Chagall painting stolen by Nazis sells for $7.4 mn at US auction
NEW YORK
A painting by Marc Chagall, which was among 15 works stolen by Nazis and eventually returned by France to the heirs of the affected families, sold for $7.4 million at auction in New York on Nov. 15.
The sale at the Phillips auction house was part of the fall auction season, which sees major industry players sell hundreds of works of art for several billion dollars in a few days in the upscale neighborhoods of Manhattan.
Phillips sold 46 works for nearly $139 million. The most expensive, a monumental painting by Cy Twombly, “Untitled” (2005), which once belonged to the French businessman Francois Pinault, went for $41.6 million.

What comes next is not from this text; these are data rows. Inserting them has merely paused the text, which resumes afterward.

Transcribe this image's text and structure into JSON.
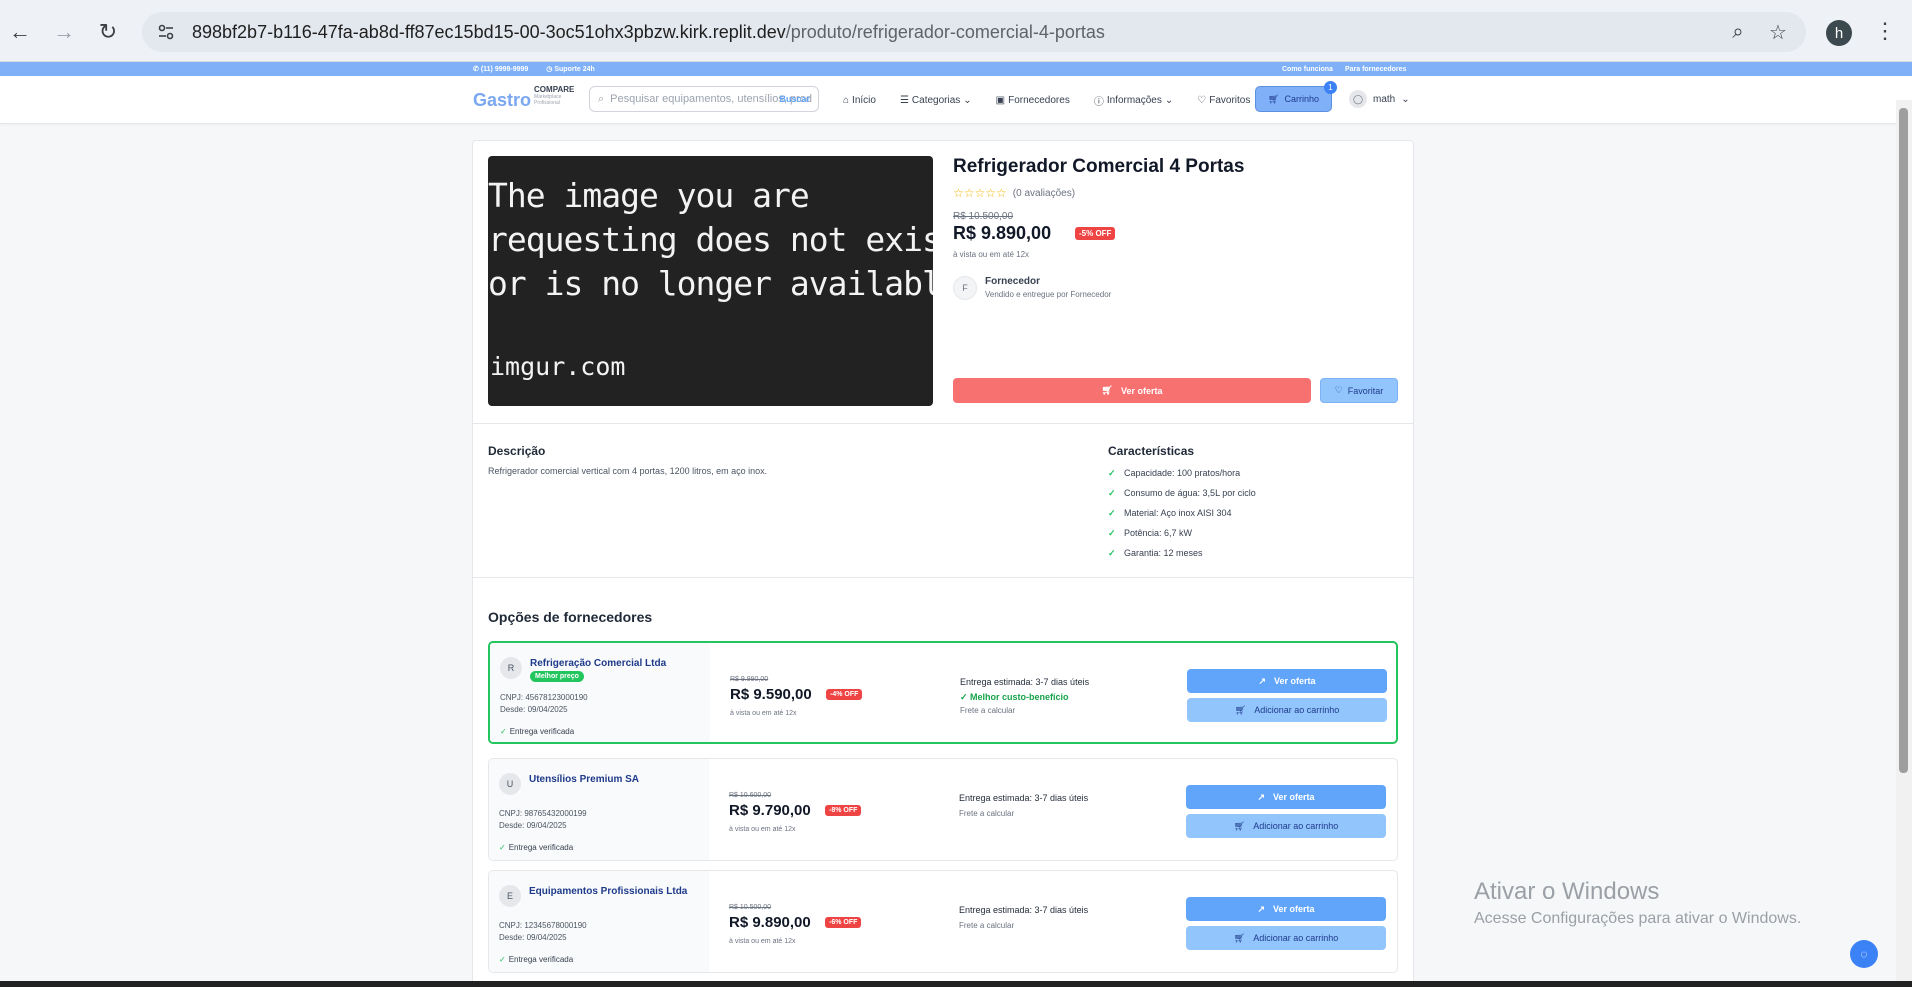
{
  "browser": {
    "url_host": "898bf2b7-b116-47fa-ab8d-ff87ec15bd15-00-3oc51ohx3pbzw.kirk.replit.dev",
    "url_path": "/produto/refrigerador-comercial-4-portas",
    "profile_initial": "h"
  },
  "topbar": {
    "phone": "(11) 9999-9999",
    "support": "Suporte 24h",
    "how": "Como funciona",
    "suppliers": "Para fornecedores"
  },
  "header": {
    "logo_main": "Gastro",
    "logo_sub": "COMPARE",
    "logo_tag1": "Marketplace",
    "logo_tag2": "Profissional",
    "search_placeholder": "Pesquisar equipamentos, utensílios, prod",
    "search_button": "Buscar",
    "nav": [
      "Início",
      "Categorias",
      "Fornecedores",
      "Informações",
      "Favoritos"
    ],
    "cart_label": "Carrinho",
    "cart_count": "1",
    "user_name": "math"
  },
  "product": {
    "image_text_lines": "The image you are\nrequesting does not exist\nor is no longer available.",
    "image_brand": "imgur.com",
    "title": "Refrigerador Comercial 4 Portas",
    "stars": "☆☆☆☆☆",
    "reviews": "(0 avaliações)",
    "old_price": "R$ 10.500,00",
    "price": "R$ 9.890,00",
    "discount": "-5% OFF",
    "installments": "à vista ou em até 12x",
    "supplier_initial": "F",
    "supplier_name": "Fornecedor",
    "supplier_sub": "Vendido e entregue por Fornecedor",
    "ver_oferta": "Ver oferta",
    "favoritar": "Favoritar"
  },
  "description": {
    "heading": "Descrição",
    "text": "Refrigerador comercial vertical com 4 portas, 1200 litros, em aço inox."
  },
  "features": {
    "heading": "Características",
    "items": [
      "Capacidade: 100 pratos/hora",
      "Consumo de água: 3,5L por ciclo",
      "Material: Aço inox AISI 304",
      "Potência: 6,7 kW",
      "Garantia: 12 meses"
    ]
  },
  "options": {
    "heading": "Opções de fornecedores",
    "rows": [
      {
        "initial": "R",
        "name": "Refrigeração Comercial Ltda",
        "badge": "Melhor preço",
        "cnpj": "CNPJ: 45678123000190",
        "since": "Desde: 09/04/2025",
        "verified": "Entrega verificada",
        "old": "R$ 9.990,00",
        "price": "R$ 9.590,00",
        "disc": "-4% OFF",
        "inst": "à vista ou em até 12x",
        "delivery": "Entrega estimada: 3-7 dias úteis",
        "benefit": "Melhor custo-benefício",
        "freight": "Frete a calcular",
        "btn1": "Ver oferta",
        "btn2": "Adicionar ao carrinho"
      },
      {
        "initial": "U",
        "name": "Utensílios Premium SA",
        "cnpj": "CNPJ: 98765432000199",
        "since": "Desde: 09/04/2025",
        "verified": "Entrega verificada",
        "old": "R$ 10.600,00",
        "price": "R$ 9.790,00",
        "disc": "-8% OFF",
        "inst": "à vista ou em até 12x",
        "delivery": "Entrega estimada: 3-7 dias úteis",
        "freight": "Frete a calcular",
        "btn1": "Ver oferta",
        "btn2": "Adicionar ao carrinho"
      },
      {
        "initial": "E",
        "name": "Equipamentos Profissionais Ltda",
        "cnpj": "CNPJ: 12345678000190",
        "since": "Desde: 09/04/2025",
        "verified": "Entrega verificada",
        "old": "R$ 10.500,00",
        "price": "R$ 9.890,00",
        "disc": "-6% OFF",
        "inst": "à vista ou em até 12x",
        "delivery": "Entrega estimada: 3-7 dias úteis",
        "freight": "Frete a calcular",
        "btn1": "Ver oferta",
        "btn2": "Adicionar ao carrinho"
      }
    ]
  },
  "windows": {
    "line1": "Ativar o Windows",
    "line2": "Acesse Configurações para ativar o Windows."
  },
  "colors": {
    "accent": "#60a5fa",
    "danger": "#ef4444",
    "success": "#22c55e"
  }
}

Chagall’s 1911 oil on canvas, “The Father,” was purchased in 1928 by a Polish-Jewish violin maker, David Cender, who lost his possessions when he was forced to move to the Lodz ghetto.
Deported to Auschwitz, where his wife and daughter were killed, the violin maker survived and moved to France in 1958, where he died in 1966 without regaining possession of the painting.
In the meantime, the work had reappeared in exhibitions and it turned out that it was Marc Chagall himself who had bought it, probably between 1947 and 1953 without knowing its provenance.
After the artist, who was born in the Russian empire, died in France in 1985, “The Father” entered the national collections in 1988, and was then assigned to the Pompidou Center and deposited in the Museum of Jewish Art and History in Paris.
The French parliament unanimously adopted a law at the beginning of the year to return 15 works of Jewish families looted by the Nazis.
Cender’s heirs decided to sell the painting, a common scenario “when a work is restituted so long after it has been stolen,” because “you’ve got multiple heirs and the work itself cannot be split,” said Phillips deputy chairman Jeremiah Evarts.
Chagall painted the portrait of his father the year he arrived in Paris. He was “electrified by the modernism” of the city at the time and his works from that period are rare.
“Many of them were destroyed when he left Paris to return to Russia in 1914,” Evarts noted, saying he was certain “The Father” would attract interest from museums and collectors.
Phillips did not reveal details about who bought the work, a common practice among auction houses.